Second, we have verbs whose intransitive senses have sole arguments that stand for agents. One such verb is "eat," as in "We ate," and "We ate turnips."

So I'm asking whether the term "ambitransitive" is a generally accepted term among linguists? (I'm afraid I can't rely on Wikipedia for the answer.)

1 Answer 1


Ambitransitive is likely to have a meaning only in certain theories that make certain assumptions, like the assumption that transitivity is a property of verbs (instead of constructions), for instance.
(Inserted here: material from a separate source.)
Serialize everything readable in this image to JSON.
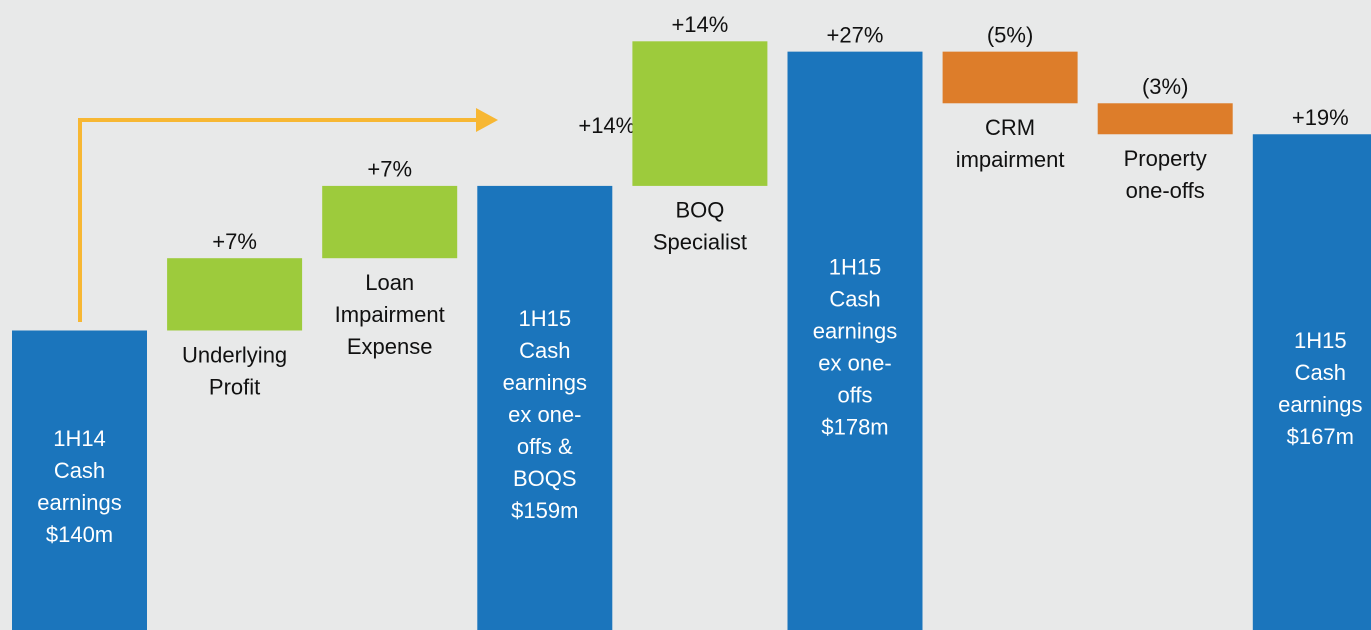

In fact transitivity is a very complex property, in that the details of the verb - direct object relation are very dependent on the semantics of the verb (or adjective or noun -- not all transitive constructions have verbal predicates).

Normally we would consider walk prototypically intransitive, and eat prototypically transitive. But consider:

  • (1a) He walked the dog. (2a) He ate the steak.
  • (1b) He walked ten miles/a lot. (2b) He ate ten ounces/a lot.
  • (1c) He walked too much. (2c) He ate too much.
  • (1d) He walked today. (2d) He ate today.
  • (1e) Did he walk? (2e) Did he eat?

So which one is "transitive"? Or are all verbs "ambitransitive"?

For some other varieties of transitivity:

  • (3a) He sells the books fast. (4a) He opened the store early.
  • (3b) The books sell fast. (4b) The store opened early.
  • (3c) He sells fast. (4c) He opened early.